Pereira destaca que passaram pela obra quase uma dezena de apenados, parte deles provenientes do regime semiaberto e alguns do fechado. Nenhum incidente de insegurança incorreu durante o período.
— Acredito que o preso entende esta oportunidade. Alguns dos homens que passaram pela reforma puderam aprender um ofício que vai ajudar no momento de reintegração à sociedade — avalia o delegado.
Ruptura de estigma
Para a juíza Roberta Penz de Oliveira, titular da Vara Regional de Execução Criminal de Novo Hamburgo, o trabalho é extremamente importante para estimular sentidos de responsabilidade, participação comunitária e contribui para o rompimento do estigma sobre o envolvimento passado com ilícitos.
— Do ponto de vista da pessoa em cumprimento de pena são inúmeros os benefícios. Do ponto de vista da sociedade, a gente também verifica uma importância muito grande, uma vez que a comunidade vai ganhar uma delegacia, uma estrutura pública para seu atendimento. É extremamente importante, pois além de tratar (da ressocialização), a gente ajuda a sociedade de alguma maneira — analisa a magistrada.

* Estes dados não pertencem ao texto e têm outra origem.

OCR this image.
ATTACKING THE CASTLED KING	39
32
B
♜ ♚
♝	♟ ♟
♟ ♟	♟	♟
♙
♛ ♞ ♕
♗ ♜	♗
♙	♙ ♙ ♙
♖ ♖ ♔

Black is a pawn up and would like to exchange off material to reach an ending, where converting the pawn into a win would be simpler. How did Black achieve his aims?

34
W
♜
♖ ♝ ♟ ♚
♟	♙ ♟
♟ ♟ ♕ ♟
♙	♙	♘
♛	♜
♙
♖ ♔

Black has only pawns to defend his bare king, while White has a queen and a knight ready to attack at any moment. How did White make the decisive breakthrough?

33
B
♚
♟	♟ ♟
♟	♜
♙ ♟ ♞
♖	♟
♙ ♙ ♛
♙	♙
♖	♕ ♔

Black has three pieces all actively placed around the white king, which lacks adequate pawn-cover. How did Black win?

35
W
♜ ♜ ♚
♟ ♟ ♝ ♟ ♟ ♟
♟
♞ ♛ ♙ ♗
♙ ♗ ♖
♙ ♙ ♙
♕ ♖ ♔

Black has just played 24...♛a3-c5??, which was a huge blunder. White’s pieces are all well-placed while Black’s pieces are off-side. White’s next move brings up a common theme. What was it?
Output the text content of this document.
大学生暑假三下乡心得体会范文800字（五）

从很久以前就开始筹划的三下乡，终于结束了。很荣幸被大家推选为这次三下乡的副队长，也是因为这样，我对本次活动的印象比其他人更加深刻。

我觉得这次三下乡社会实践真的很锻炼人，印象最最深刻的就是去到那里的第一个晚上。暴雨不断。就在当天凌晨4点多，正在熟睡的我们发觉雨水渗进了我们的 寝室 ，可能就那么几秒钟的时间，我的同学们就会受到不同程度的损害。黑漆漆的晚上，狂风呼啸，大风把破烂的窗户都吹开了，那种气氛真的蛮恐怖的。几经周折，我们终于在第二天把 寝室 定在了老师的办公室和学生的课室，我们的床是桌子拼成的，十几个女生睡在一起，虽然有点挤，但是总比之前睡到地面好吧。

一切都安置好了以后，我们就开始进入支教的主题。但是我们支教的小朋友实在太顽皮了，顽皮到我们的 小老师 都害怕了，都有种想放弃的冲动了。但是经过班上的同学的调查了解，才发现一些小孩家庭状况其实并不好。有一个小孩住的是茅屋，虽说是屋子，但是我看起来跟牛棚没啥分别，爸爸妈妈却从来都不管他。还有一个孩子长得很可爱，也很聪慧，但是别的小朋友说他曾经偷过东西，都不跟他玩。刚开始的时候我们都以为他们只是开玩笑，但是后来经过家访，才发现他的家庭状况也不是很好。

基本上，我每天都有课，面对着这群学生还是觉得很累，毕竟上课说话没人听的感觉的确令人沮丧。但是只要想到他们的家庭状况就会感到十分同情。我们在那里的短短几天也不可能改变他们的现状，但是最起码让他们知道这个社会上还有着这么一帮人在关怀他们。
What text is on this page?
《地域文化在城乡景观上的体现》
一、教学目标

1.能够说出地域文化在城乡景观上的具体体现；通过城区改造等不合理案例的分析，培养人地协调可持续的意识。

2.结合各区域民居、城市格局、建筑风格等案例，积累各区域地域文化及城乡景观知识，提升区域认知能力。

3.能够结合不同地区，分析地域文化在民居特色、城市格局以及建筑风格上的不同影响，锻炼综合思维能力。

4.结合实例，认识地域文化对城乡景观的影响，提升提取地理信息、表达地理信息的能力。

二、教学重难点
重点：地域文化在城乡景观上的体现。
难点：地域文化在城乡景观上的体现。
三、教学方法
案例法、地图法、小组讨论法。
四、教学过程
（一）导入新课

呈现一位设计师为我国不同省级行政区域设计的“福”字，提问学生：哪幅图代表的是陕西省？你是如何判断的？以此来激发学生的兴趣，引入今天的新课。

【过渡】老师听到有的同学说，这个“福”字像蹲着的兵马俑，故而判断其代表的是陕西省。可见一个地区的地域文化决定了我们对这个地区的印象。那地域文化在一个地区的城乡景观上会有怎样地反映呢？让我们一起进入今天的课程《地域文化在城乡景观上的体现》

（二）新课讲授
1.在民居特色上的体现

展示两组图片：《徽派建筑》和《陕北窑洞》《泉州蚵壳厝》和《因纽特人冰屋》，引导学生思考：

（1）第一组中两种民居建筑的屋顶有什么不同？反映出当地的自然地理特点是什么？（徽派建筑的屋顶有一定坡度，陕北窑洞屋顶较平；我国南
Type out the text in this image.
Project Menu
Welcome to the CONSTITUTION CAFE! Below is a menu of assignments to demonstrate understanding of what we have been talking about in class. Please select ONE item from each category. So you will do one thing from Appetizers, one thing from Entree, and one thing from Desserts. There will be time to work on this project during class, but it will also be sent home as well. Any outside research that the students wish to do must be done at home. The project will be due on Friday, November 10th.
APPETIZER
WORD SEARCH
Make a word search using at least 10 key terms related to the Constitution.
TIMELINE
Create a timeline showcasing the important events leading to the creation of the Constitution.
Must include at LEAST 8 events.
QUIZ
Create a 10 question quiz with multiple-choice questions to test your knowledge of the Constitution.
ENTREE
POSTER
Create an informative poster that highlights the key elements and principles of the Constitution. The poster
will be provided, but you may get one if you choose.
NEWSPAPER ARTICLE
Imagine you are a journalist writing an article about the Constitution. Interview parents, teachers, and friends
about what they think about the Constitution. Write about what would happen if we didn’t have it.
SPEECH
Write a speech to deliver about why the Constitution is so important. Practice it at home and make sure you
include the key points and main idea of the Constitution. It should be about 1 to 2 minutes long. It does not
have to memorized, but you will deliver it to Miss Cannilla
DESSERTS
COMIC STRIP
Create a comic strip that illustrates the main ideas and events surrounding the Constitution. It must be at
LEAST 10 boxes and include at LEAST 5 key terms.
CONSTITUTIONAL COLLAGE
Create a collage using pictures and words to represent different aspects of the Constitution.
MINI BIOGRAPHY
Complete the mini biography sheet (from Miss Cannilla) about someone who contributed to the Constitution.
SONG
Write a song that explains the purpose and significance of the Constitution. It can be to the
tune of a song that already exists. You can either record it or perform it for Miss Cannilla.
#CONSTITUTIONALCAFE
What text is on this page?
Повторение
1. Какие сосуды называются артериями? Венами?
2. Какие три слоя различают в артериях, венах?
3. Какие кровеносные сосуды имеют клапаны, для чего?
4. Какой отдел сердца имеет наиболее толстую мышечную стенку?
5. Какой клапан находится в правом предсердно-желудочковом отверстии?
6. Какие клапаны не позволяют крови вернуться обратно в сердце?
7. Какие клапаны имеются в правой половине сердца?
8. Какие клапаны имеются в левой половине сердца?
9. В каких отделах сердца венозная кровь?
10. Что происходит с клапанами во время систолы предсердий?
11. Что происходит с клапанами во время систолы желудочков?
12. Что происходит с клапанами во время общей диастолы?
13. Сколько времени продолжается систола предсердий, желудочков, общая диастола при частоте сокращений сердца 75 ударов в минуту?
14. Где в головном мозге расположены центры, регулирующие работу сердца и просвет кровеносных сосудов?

Para poder trabalhar, apenado passa por seleção
A atividade com permissão para um apenado trabalhar, no jargão técnico da administração penitenciária, é chamada de "liga laboral", explica o diretor da Penitenciária Modulada Estadual de Montenegro, Vinícius Cadena de Assumpção. Para acessarem a liga, segundo o policial penal, os condenados passam por avaliação psicossocial e análise técnica sobre riscos de segurança.
— A preferência é por presos que não tenham uma longa pena a cumprir. Por um perfil que esteja engajado na mudança de comportamento e enxergue o trabalho externo como uma oportunidade de mudança de vida — comenta.
Cadena sustenta que apenados ligados a facções dificilmente são admitidos. Há reservas sobre determinados tipos penais implicados no cumprimento de pena. Crimes contra a vida e delitos patrimoniais praticados com emprego de violência são um histórico indesejado para os recrutadores.
— Quando o preso entra numa atividade externa, pode acreditar que o muro da prisão está diminuindo. Não podemos permitir que a oportunidade se transforme em um problema para a segurança pública — define.
Cadena cita o exemplo que um homem de 58 anos, condenado a 17 anos de reclusão, que havia cumprido sete anos de sua pena, e, restando uma década de cadeia, entendeu a "liga" como uma chance de restaurar a vida em liberdade.
— Três dias na liga representam um dia a menos na cadeia — conclui.